Deciphering transcription factor networks from microarray data remains difficult. This study presents a simple method to infer the regulation of transcription factors from microarray data based on well-characterized target genes. We generated a catalog containing transcription factors associated with 2720 target genes and 6401 experimentally validated regulations. When it was available, a distinction between transcriptional activation and inhibition was included for each regulation. Next, we built a tool (www.tfacts.org) that compares submitted gene lists with target genes in the catalog to detect regulated transcription factors. TFactS was validated with published lists of regulated genes in various models and compared to tools based on in silico promoter analysis. We next analyzed the NCI60 cancer microarray data set and showed the regulation of SOX10, MITF and JUN in melanomas. We then performed microarray experiments comparing gene expression response of human fibroblasts stimulated by different growth factors. TFactS predicted the specific activation of Signal transducer and activator of transcription factors by PDGF-BB, which was confirmed experimentally. Our results show that the expression levels of transcription factor target genes constitute a robust signature for transcription factor regulation, and can be efficiently used for microarray data mining.

Figure 1.

Data integration in TFactS catalogs.

Figure 2.

SOX10, MITF and JUN transcription factors are regulated in melanoma and associated with mutations in RAS and RAF. E-values of TFactS-predicted TF regulations for each NCI60 cell line are transformed into scores [−log10(E-value)]. These scores were plotted by cancer type (A) or by pathway mutations (B) for SOX10, MITF and JUN. Mutations clustered into RAF-RAS pathway targeted BRAF, KRAS, HRAS and NRAS. P-values were obtained by Kruskal–Wallis test (A) and Student’s t-test (B). WT, ‘wild type’; MUT, ‘mutant’; BR, breast; CNS, central nervous system; CO, colon; LC, lung cancer; LE, leukemia; ME, melanoma; OV, ovarian; PR, prostate; RE, renal.

Figure 3.

STAT1 and STAT3 are phosphorylated in EOL1 cells and inhibited by imatinib. (A) STAT activation Benjamini-Hochberg corrected P-values predicted by TFactS. (B) Cell lysates from imatinib-treated or control EOL1 cells were used in western blot probed with antibodies against phospho-STAT3 and phospho-STAT1. As a control, we used antibodies against total STAT3 and STAT1.

Figure 4.

Hierarchical clustering of STAT or SREBP target genes significantly regulated by PDGF-BB and b-FGF in human fibroblasts.
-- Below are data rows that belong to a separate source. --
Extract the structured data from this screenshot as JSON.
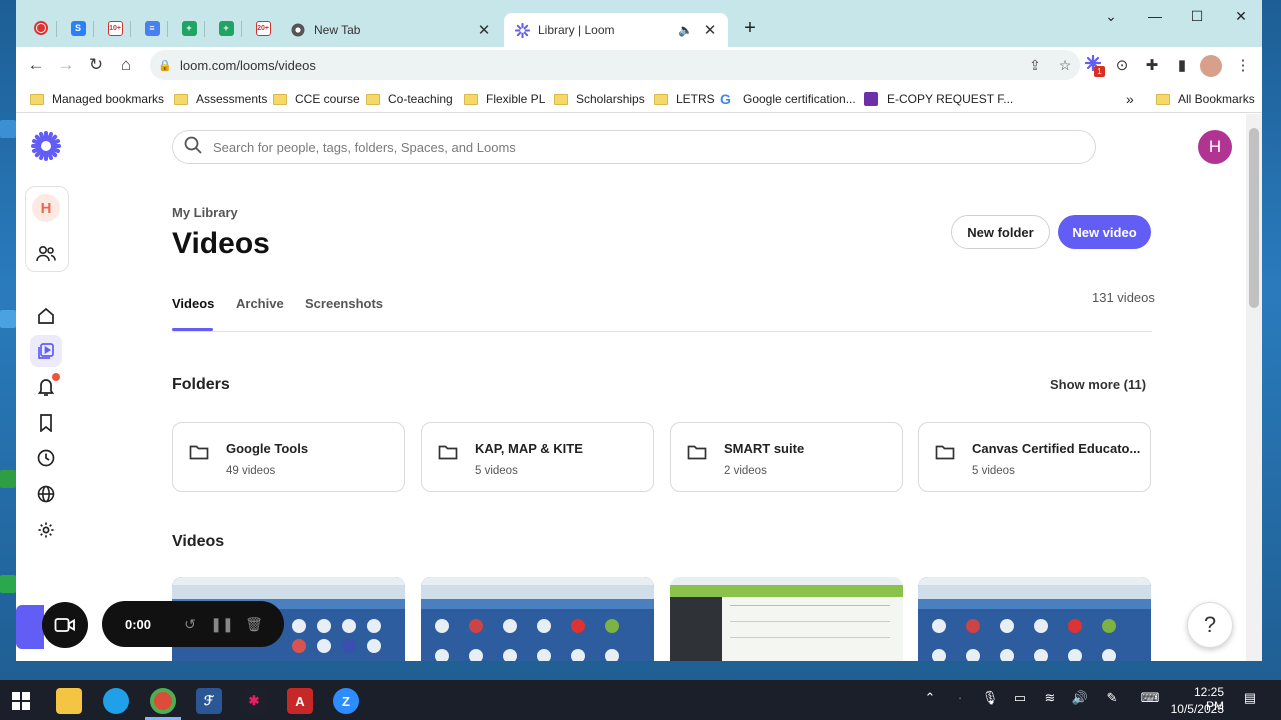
{
  "browser": {
    "tabs": [
      {
        "title": "New Tab",
        "active": false
      },
      {
        "title": "Library | Loom",
        "active": true
      }
    ],
    "url": "loom.com/looms/videos",
    "bookmarks": [
      "Managed bookmarks",
      "Assessments",
      "CCE course",
      "Co-teaching",
      "Flexible PL",
      "Scholarships",
      "LETRS",
      "Google certification...",
      "E-COPY REQUEST F..."
    ],
    "all_bookmarks": "All Bookmarks",
    "pinned_badges": {
      "tab3": "10+",
      "tab6": "20+"
    },
    "extension_badge": "1"
  },
  "loom": {
    "workspace_initial": "H",
    "avatar_initial": "H",
    "search_placeholder": "Search for people, tags, folders, Spaces, and Looms",
    "breadcrumb": "My Library",
    "page_title": "Videos",
    "new_folder_label": "New folder",
    "new_video_label": "New video",
    "tabs": [
      "Videos",
      "Archive",
      "Screenshots"
    ],
    "video_count": "131 videos",
    "folders_title": "Folders",
    "show_more": "Show more (11)",
    "folders": [
      {
        "name": "Google Tools",
        "count": "49 videos"
      },
      {
        "name": "KAP, MAP & KITE",
        "count": "5 videos"
      },
      {
        "name": "SMART suite",
        "count": "2 videos"
      },
      {
        "name": "Canvas Certified Educato...",
        "count": "5 videos"
      }
    ],
    "videos_title": "Videos",
    "help": "?"
  },
  "recorder": {
    "time": "0:00"
  },
  "taskbar": {
    "time": "12:25 PM",
    "date": "10/5/2023"
  },
  "colors": {
    "accent": "#625df5",
    "tabstrip": "#c7e6e9",
    "avatar": "#b13392"
  }
}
STAT(1, 3 and 5) target gene signatures were pooled as well as SREBP(1 and 2) target genes. Several reports have shown that IRS2 gene expression is downregulated by SREBP while other targets are up-regulated . The intensities are in log2 ratios (color scale). Two replicate experiments are shown. F1, b-FGF(1 h); F24, b-FGF(24 h); P1, PDGF-BB(1 h); P24, PDGFBB(24 h).

Figure 5.

STAT phosphorylation is specifically induced by PDGF-BB. Human fibroblasts were starved for 48 h in serum-free medium and stimulated with the indicated growth factors for 15 min. Total cell lysate was used for western blot with antibodies against specific phospho-STAT, phospho-JNK, phospho-AKT, total STAT and total JNK as indicated. Actin was detected as a control.